Concerns About Downstream Absorption
Whether this import surge can be effectively absorbed depends on downstream weaving capacity. Currently, mill operating rates in major consumption areas like Guangdong and Jiangsu are around 70%, but new orders are mostly short-term and small-scale, lacking sustained large orders. End-user apparel brands are destocking slowly and remain cautious in upstream procurement. This suggests that a large portion of the imported yarn may not enter production quickly but will instead accumulate as port and trader warehouse inventories.
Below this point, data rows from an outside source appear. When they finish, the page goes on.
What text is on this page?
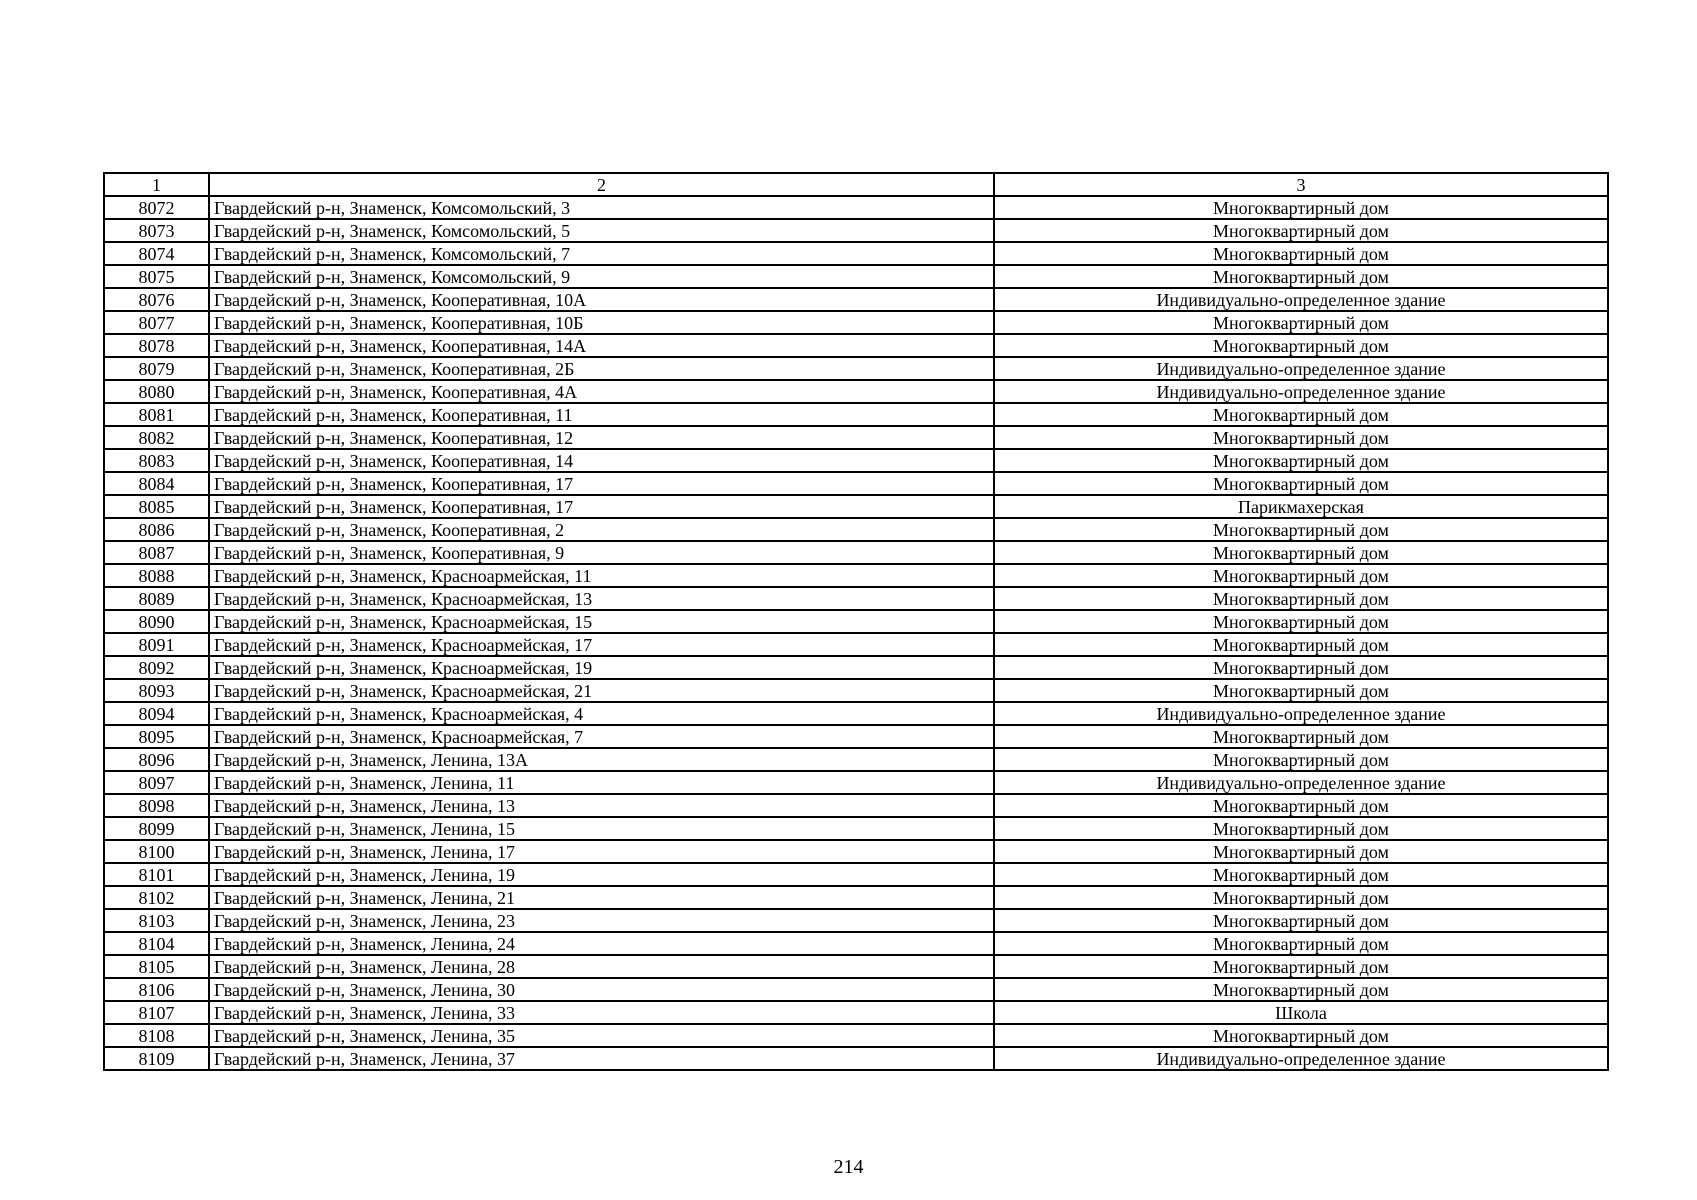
1	2	3
8072	Гвардейский р-н, Знаменск, Комсомольский, 3	Многоквартирный дом
8073	Гвардейский р-н, Знаменск, Комсомольский, 5	Многоквартирный дом
8074	Гвардейский р-н, Знаменск, Комсомольский, 7	Многоквартирный дом
8075	Гвардейский р-н, Знаменск, Комсомольский, 9	Многоквартирный дом
8076	Гвардейский р-н, Знаменск, Кооперативная, 10А	Индивидуально-определенное здание
8077	Гвардейский р-н, Знаменск, Кооперативная, 10Б	Многоквартирный дом
8078	Гвардейский р-н, Знаменск, Кооперативная, 14А	Многоквартирный дом
8079	Гвардейский р-н, Знаменск, Кооперативная, 2Б	Индивидуально-определенное здание
8080	Гвардейский р-н, Знаменск, Кооперативная, 4А	Индивидуально-определенное здание
8081	Гвардейский р-н, Знаменск, Кооперативная, 11	Многоквартирный дом
8082	Гвардейский р-н, Знаменск, Кооперативная, 12	Многоквартирный дом
8083	Гвардейский р-н, Знаменск, Кооперативная, 14	Многоквартирный дом
8084	Гвардейский р-н, Знаменск, Кооперативная, 17	Многоквартирный дом
8085	Гвардейский р-н, Знаменск, Кооперативная, 17	Парикмахерская
8086	Гвардейский р-н, Знаменск, Кооперативная, 2	Многоквартирный дом
8087	Гвардейский р-н, Знаменск, Кооперативная, 9	Многоквартирный дом
8088	Гвардейский р-н, Знаменск, Красноармейская, 11	Многоквартирный дом
8089	Гвардейский р-н, Знаменск, Красноармейская, 13	Многоквартирный дом
8090	Гвардейский р-н, Знаменск, Красноармейская, 15	Многоквартирный дом
8091	Гвардейский р-н, Знаменск, Красноармейская, 17	Многоквартирный дом
8092	Гвардейский р-н, Знаменск, Красноармейская, 19	Многоквартирный дом
8093	Гвардейский р-н, Знаменск, Красноармейская, 21	Многоквартирный дом
8094	Гвардейский р-н, Знаменск, Красноармейская, 4	Индивидуально-определенное здание
8095	Гвардейский р-н, Знаменск, Красноармейская, 7	Многоквартирный дом
8096	Гвардейский р-н, Знаменск, Ленина, 13А	Многоквартирный дом
8097	Гвардейский р-н, Знаменск, Ленина, 11	Индивидуально-определенное здание
8098	Гвардейский р-н, Знаменск, Ленина, 13	Многоквартирный дом
8099	Гвардейский р-н, Знаменск, Ленина, 15	Многоквартирный дом
8100	Гвардейский р-н, Знаменск, Ленина, 17	Многоквартирный дом
8101	Гвардейский р-н, Знаменск, Ленина, 19	Многоквартирный дом
8102	Гвардейский р-н, Знаменск, Ленина, 21	Многоквартирный дом
8103	Гвардейский р-н, Знаменск, Ленина, 23	Многоквартирный дом
8104	Гвардейский р-н, Знаменск, Ленина, 24	Многоквартирный дом
8105	Гвардейский р-н, Знаменск, Ленина, 28	Многоквартирный дом
8106	Гвардейский р-н, Знаменск, Ленина, 30	Многоквартирный дом
8107	Гвардейский р-н, Знаменск, Ленина, 33	Школа
8108	Гвардейский р-н, Знаменск, Ленина, 35	Многоквартирный дом
8109	Гвардейский р-н, Знаменск, Ленина, 37	Индивидуально-определенное здание
214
In terms of product mix, the import increase is concentrated in low-to-mid count carded yarns (Ne 16-32) from India, Vietnam, and Pakistan, which overlap significantly with the production needs of small and medium-sized domestic mills. If domestic mills reduce operating rates due to order shortages, the digestion cycle for imported yarn will lengthen, putting downward pressure on spot prices. Some ports are already seeing traders offering small discounts to free up cash, a warning signal worth monitoring.
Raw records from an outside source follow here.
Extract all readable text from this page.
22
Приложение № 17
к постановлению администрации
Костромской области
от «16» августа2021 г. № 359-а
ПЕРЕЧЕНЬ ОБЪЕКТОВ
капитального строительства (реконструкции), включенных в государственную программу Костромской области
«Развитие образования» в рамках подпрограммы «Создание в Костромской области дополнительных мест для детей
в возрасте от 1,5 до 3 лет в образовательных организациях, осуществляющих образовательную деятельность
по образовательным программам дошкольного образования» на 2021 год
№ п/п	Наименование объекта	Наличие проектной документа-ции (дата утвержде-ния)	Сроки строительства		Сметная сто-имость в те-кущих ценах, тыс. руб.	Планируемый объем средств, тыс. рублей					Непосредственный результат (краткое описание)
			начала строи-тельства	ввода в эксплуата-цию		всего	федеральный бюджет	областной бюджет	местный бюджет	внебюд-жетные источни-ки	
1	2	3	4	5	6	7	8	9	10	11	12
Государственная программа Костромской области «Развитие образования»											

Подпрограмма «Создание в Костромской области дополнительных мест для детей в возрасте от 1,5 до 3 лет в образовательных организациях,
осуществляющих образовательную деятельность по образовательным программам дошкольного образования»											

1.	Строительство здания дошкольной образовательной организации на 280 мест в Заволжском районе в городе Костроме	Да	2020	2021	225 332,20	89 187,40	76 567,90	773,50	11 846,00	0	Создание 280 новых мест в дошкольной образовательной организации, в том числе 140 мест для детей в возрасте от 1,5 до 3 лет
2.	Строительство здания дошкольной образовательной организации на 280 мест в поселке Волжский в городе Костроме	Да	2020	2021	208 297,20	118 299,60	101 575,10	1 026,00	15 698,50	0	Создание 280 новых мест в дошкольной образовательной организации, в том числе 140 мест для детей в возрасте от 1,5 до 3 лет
Industry Transmission and Price Expectations
The large volume of imported yarn is exerting dual pressure on the domestic cotton and cotton yarn pricing system. On one hand, the cost advantage of imported yarn diverts demand from domestic yarn, forcing local spinners to lower prices and compress margins. On the other hand, demand for imported yarn itself depends on downstream order release. If end-user consumption remains weak, inventory pressure from imported yarn will eventually transmit upstream to the cotton market through trader sell-offs, creating a negative feedback loop.
From a seasonal perspective, the second quarter is traditionally a slow season for the textile industry, with limited new orders in May and June. The digestion window for imported yarn inventories may be delayed until the third quarter when autumn/winter orders begin. This implies that the cotton yarn market will face a period of oversupply over the next two months, with prices likely to fluctuate in a narrow range and limited upside potential.